I should have told Mum, I realize that now, but I was ashamed to. I was ashamed to tell her that I’d been singled out for this treatment, as if I carried some stigma that marked me as different from everyone else. What made it worse was that Mum knew these girls – she’d made them tea, she’d driven them home, she thought they were my best friends. I couldn’t bear the thought of her knowing how much they hated me. And I dreaded the questions she’d inevitably ask –
What did you do? Did you do something to upset them?
– because, deep down, I couldn’t shake the feeling that somehow what was happening was my fault, that somehow I was to blame.

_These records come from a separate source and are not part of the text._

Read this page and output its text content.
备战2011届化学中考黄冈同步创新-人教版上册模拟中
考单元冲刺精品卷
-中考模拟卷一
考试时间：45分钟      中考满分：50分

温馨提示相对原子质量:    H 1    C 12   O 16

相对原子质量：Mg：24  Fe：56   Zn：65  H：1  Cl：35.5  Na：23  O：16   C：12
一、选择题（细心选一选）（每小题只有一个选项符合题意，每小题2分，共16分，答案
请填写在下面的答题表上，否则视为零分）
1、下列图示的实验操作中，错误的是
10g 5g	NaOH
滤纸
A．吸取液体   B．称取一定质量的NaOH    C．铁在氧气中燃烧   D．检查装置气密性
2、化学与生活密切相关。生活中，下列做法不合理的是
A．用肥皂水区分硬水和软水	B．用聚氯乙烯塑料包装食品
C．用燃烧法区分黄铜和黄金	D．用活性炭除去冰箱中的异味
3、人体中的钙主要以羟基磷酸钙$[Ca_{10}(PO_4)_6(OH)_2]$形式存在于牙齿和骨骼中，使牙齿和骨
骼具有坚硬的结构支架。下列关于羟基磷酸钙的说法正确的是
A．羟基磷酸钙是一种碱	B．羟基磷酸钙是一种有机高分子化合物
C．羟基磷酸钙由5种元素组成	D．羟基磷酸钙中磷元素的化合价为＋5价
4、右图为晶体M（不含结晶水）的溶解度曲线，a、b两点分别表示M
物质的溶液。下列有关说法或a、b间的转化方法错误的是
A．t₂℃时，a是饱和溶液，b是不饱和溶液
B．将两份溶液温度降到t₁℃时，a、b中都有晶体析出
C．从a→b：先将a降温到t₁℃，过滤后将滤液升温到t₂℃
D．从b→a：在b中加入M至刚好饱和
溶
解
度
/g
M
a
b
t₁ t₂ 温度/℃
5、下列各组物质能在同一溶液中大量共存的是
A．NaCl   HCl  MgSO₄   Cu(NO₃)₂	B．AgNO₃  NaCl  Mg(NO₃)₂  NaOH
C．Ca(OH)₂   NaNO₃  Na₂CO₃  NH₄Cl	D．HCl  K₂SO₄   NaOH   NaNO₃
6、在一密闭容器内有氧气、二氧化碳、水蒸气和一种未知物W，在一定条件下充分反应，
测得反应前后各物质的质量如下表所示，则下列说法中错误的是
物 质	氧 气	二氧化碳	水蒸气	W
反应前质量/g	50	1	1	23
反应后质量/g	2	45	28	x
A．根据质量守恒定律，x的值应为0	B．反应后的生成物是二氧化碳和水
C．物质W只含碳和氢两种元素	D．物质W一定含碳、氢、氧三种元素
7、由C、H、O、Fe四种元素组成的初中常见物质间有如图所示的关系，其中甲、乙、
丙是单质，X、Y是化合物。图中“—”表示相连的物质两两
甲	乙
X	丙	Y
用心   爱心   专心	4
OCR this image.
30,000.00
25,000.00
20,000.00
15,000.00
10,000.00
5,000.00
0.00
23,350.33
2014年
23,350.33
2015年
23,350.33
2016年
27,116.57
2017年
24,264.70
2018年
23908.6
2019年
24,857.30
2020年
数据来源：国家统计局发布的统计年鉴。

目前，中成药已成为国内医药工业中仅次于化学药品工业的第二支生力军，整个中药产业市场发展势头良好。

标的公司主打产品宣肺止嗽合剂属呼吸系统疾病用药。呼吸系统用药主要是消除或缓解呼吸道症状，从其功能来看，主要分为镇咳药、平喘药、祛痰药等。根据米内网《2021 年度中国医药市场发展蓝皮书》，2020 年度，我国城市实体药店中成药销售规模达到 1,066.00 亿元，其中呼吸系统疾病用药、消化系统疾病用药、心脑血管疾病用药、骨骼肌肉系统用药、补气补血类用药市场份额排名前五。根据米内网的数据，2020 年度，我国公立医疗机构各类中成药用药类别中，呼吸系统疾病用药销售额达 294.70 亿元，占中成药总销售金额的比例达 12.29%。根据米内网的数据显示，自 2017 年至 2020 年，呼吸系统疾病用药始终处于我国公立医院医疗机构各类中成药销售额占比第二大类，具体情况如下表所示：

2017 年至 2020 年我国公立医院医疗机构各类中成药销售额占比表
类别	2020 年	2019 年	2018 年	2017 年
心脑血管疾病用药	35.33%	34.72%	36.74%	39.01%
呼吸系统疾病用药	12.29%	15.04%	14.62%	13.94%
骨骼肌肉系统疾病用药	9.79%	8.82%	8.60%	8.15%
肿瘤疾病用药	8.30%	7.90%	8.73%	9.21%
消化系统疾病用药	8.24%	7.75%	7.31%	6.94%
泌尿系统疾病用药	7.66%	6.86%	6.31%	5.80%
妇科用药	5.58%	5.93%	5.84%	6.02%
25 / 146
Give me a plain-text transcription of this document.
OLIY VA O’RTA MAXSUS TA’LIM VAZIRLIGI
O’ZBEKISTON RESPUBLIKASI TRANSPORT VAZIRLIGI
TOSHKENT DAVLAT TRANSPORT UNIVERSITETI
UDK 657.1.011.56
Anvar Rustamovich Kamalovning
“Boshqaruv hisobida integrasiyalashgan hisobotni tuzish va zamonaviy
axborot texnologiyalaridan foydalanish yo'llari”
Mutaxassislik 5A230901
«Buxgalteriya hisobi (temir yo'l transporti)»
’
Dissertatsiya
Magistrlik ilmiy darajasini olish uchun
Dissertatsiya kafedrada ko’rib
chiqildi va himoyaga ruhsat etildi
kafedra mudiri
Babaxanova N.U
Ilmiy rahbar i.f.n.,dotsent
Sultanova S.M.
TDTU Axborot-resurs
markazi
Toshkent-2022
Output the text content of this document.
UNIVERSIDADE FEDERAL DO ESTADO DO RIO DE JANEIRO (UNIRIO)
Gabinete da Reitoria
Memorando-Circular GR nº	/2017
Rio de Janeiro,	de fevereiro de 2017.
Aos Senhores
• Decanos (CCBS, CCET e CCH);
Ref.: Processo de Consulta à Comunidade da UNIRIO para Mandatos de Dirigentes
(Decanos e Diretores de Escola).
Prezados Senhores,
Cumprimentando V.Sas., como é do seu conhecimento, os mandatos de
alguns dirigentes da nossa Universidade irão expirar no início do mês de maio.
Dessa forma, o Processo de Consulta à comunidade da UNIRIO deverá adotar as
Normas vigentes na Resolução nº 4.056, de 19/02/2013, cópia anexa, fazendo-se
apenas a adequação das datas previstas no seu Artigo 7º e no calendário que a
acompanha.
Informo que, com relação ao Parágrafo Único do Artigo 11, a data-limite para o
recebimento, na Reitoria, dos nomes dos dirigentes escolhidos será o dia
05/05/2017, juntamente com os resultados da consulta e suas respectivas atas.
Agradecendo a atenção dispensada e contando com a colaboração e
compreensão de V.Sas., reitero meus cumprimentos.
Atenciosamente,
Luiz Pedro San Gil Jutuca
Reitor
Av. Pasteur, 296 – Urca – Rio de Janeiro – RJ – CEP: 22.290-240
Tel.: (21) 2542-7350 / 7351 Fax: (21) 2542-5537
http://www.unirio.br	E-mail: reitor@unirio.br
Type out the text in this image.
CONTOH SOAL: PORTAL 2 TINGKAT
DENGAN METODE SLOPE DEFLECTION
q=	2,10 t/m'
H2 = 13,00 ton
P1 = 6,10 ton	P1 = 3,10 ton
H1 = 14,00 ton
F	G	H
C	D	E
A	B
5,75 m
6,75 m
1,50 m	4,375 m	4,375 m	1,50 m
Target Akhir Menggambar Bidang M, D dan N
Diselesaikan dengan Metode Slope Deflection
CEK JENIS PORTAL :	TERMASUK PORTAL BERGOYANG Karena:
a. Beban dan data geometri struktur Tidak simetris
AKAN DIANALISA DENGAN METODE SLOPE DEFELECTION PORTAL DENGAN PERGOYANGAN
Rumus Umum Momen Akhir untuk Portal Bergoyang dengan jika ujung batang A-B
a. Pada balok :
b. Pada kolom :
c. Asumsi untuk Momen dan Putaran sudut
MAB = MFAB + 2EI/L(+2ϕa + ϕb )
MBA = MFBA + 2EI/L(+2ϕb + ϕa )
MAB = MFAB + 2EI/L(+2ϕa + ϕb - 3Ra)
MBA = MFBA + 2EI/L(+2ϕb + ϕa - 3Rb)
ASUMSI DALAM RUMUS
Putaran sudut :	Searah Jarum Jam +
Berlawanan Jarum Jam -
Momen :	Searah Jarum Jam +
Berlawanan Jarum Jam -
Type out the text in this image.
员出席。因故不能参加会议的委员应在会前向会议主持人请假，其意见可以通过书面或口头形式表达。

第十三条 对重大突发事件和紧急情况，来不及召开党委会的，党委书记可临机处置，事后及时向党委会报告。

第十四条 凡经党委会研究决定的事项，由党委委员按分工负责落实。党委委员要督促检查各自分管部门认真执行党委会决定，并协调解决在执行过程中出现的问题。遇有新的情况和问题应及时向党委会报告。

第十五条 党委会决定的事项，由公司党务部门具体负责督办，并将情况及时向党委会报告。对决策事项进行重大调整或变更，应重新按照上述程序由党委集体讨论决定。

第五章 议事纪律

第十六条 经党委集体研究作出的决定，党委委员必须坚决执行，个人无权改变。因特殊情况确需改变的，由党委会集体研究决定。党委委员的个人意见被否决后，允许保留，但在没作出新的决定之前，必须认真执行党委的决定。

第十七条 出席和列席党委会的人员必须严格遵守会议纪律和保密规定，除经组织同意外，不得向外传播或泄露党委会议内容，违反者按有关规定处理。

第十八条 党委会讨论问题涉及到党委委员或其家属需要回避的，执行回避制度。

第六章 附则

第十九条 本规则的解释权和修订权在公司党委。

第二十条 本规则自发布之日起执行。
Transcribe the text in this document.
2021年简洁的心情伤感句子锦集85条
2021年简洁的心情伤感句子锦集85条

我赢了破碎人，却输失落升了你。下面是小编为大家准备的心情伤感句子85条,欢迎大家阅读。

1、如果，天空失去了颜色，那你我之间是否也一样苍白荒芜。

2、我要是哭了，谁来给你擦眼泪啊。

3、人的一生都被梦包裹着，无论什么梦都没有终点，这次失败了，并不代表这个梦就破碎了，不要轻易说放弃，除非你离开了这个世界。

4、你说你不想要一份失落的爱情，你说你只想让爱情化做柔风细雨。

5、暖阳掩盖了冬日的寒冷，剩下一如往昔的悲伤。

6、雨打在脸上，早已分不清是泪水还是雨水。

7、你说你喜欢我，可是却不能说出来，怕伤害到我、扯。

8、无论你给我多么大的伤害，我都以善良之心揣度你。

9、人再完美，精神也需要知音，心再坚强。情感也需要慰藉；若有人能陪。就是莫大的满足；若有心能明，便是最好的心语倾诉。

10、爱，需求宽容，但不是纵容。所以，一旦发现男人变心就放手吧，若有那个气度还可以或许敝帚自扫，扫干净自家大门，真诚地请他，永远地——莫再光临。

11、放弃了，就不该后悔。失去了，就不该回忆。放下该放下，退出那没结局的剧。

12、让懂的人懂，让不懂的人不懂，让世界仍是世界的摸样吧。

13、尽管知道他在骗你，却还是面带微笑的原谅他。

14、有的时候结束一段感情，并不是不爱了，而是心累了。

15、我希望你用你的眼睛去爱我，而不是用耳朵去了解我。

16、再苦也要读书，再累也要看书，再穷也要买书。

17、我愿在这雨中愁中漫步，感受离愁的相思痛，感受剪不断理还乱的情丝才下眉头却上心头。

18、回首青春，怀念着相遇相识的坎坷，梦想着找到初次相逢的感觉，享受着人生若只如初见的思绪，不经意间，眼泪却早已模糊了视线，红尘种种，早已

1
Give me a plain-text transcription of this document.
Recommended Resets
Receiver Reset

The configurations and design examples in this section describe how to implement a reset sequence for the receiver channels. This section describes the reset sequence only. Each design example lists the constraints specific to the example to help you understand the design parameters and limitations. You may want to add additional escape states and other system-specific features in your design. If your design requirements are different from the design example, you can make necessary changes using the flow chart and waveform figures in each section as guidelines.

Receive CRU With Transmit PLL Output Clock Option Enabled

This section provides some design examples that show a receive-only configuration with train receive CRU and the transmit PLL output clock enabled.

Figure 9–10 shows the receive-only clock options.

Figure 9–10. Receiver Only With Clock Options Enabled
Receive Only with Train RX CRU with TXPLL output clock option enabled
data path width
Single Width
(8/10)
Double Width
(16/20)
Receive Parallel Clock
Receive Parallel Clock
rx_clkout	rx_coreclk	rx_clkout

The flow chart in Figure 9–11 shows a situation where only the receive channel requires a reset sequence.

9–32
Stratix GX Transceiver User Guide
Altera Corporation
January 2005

Besides, telling Mum or the school would have meant confronting my tormentors, and I was incapable of that. I just didn’t have it in me. I just didn’t have that sort of character. I was a mouse, don’t forget. It seemed more natural to me to say nothing, to suffer in silence, to stay very still and hope not to be seen, to scurry along the skirting board searching for a safe place to hide.
The only person I seriously thought of telling was my dad. Until Zoe came on the scene he’d always been protective of me. He’d even tried to ‘toughen me up’, as he put it, so that I’d be able to defend myself, nagging me to go running with him, even trying to persuade me to take up judo – compensating or
over –
compensating for what he saw as Mum’s ‘bad influence’. I indulged in fantasies of Dad springing into action to protect me now, coming to my rescue like a comic-book superhero.
But I knew full well that Dad was no superhero. I remembered how boorish and arrogant he was towards the end, how secretly vulgar (I’d once found a
Hot Sluts
magazine hidden in his briefcase). I was sure Zoe would have been poisoning his mind against me (
Shelley’s a whingy little namby-pamby mummy’s girl
). And why wouldn’t she? She didn’t want to share any of his money with me. I doubted Dad would do anything to upset Zoe. I doubted he’d do anything to risk losing that provocative mouth, those porn-star breasts.
I had a contact number for him in Spain and very nearly called him – but the thought of Zoe picking up the phone made my stomach turn over.
Dad wasn’t in my life any more.
6
My silent submission didn’t save me. In time, my ‘best friends’ turned their aggression from my belongings onto me directly.